Doğrularla yanlışları böyle bir ambalaj içinde İblis bile sunmakta zorlanır… Lakin -dediğimiz gibi- bu İblis oyunu özgün değil, taklit… Soner’in doğrularına gelince… Evet Müslüman babalara çağrıda bulundum, sorumluluklarını hatırlattım. Onlara önce Allah Rasulü’nün (s.a.v), “Hepiniz çobansınız ve hepiniz sürünüzden sorumlusunuz. Devlet başkanı çobandır ve sürüsünden mes’uldür. Erkek ailesinin çobanıdır ve o da sürüsünden mes’uldür.”[3] hadis-i şerifini hatırlatıp, Diyanet İşleri Başkanlığınca basılan mealde, “Ey İman Edenler! Kendinizi ve ailenizi yakıtı insanlar ve taşlar olan olan ateşten koruyun.”[4] şeklinde tercüme edilen ayet-i kerimeyi okudum. Cami cemaatine mevzunun tefsiri çerçevesinde çocuklarına sahip çıkmalarını söyledim, mezkur ayete göre de çocuklarına İslam’ı anlatmayan ve ona göre yaşamaya davet etmeyen babaların çocuklarını Cehennem’den koruma vazifelerini ihmal ettiklerini ifade ettim. Ehl-i imana müteveccih olan “Ehl-ü iyâli” ateşe atmama çağrısı bana değil, lazimî mana itibariyle Allah Teala’ya aittir. Söz konusu vaazda, Allah Azze ve Celle’nin Müslüman kadınların sokağa çıkarken üzerlerine almalarını emrettiği “cilbâb”ı, Mustafa Kemal’in emriyle Elmalılı Hamdi Yazır’ın kaleme aldığı, 1939 yılında da Diyanet’in bastığı tefsirde ifade ettiği şekilde anlattım. Nitekim Merhum Elmalılı “cilbâb”ı, kadını, “baştan aşağı örten çarşaf, ferace, car gibi dış kisveler…”[5] şeklinde tarif etmektedir. Sair müfessirler de “cilbâb” kelimesini bu bağlamda tefsir etmişlerdir.

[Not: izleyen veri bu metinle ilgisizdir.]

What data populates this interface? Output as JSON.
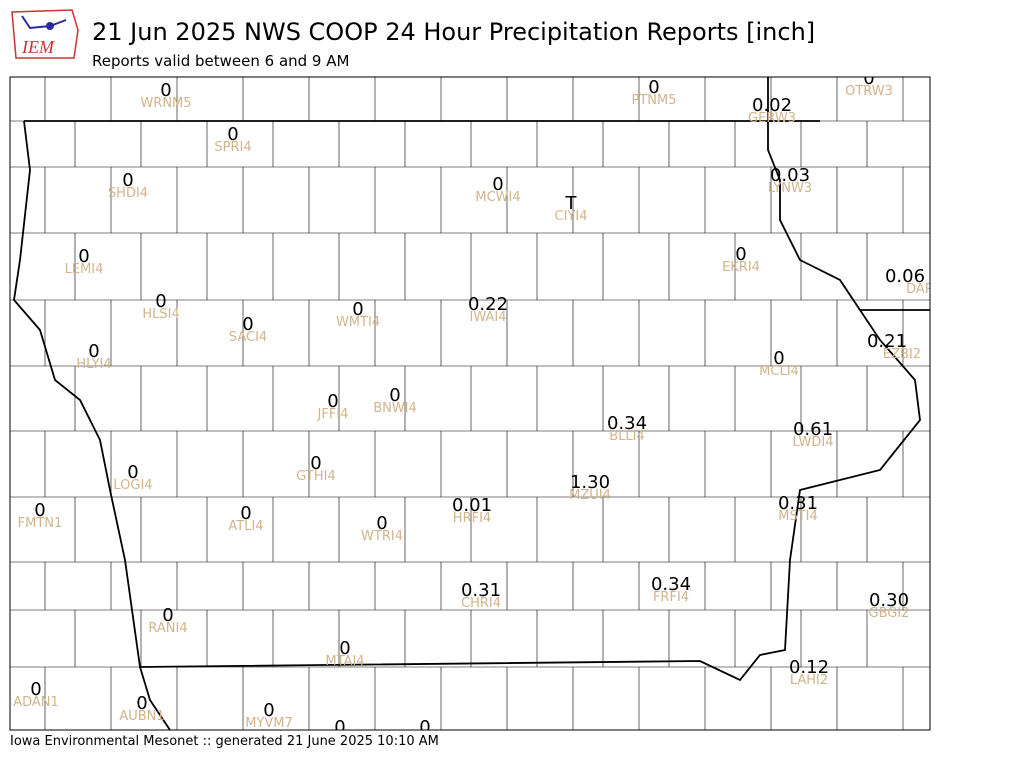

Müslümanların yekûnunun insanlara ma’rûfu emir ve onları, münkerden nehye memur olduklarını bildiren Al-i İmran suresi 110. Ayet-i kerimesi, tesettürü anlatmanın bütün Müslümanlara şamil ilahi bir emir olduğunu beyan eder. Ben de bu ayet-i kerime çerçevesinde amel edip Müslümanlara helallerden ve haramlardan bahsettim.

Ne yapsaydım Soner ?! Müdafaasını yaptığın İlhami Güler gibi, -haşa- “Bu ayetleri çıkarın Kur’an’dan. Bu asırda böyle ifadeler mi olur ?!” edepsizliğinde mi bulunsaydım. Ya da “Müseccel dinsizler rahatsız oluyor, bu yüzden Cehennem’den bahseden ayetlerin tedavülden kalktığını mı?!” söyleseydim. Müslümanlara, “Tesettür Kilise muhibbi Soner’in göz zevkini bozuyor, mahremiyetten, hicaptan bahseden ayetler bundan sonra okunmasın ve yaşanamsın?!” diye nutuk mu atsaydım. Allah Azze ve Celle aile reislerine kendilerini ve terbiye ile yükümlü oldukları ehl-ı iyâlini Cehennem’den korumakla sorumlu tutuyor. “Soner bunu yasakladı, bu ayetleri okuyanlara saldırıyor mu deseydim?!” Ya da Odatv olarak avukatlığını yaptığın Mustafa Öztürk gibi ayetler tarihsel ve yereldir bizi bağlamaz mı deseydim?! “Fazlurrahman’ın tarihsellikle alakalı görüşleri de tarihsel oldu” artık Kur’an’daki tevhid anlayışı da tarihseldir diye naralar mı atsaydım?! Ne buyurursun Soner Yalçın! Hadisat-ı Diniyyeye bu derece burnunu soktuğuna göre rüfekanla birlikte bir Diyanet de sen kursan… Orada İctihad yap, fetva ver, dincilik üzerine nutuklar at, yanına aldığın ilahiyatçılarla “Gerçek din bu” diye dinsizlik üzerine konuşmalar yap!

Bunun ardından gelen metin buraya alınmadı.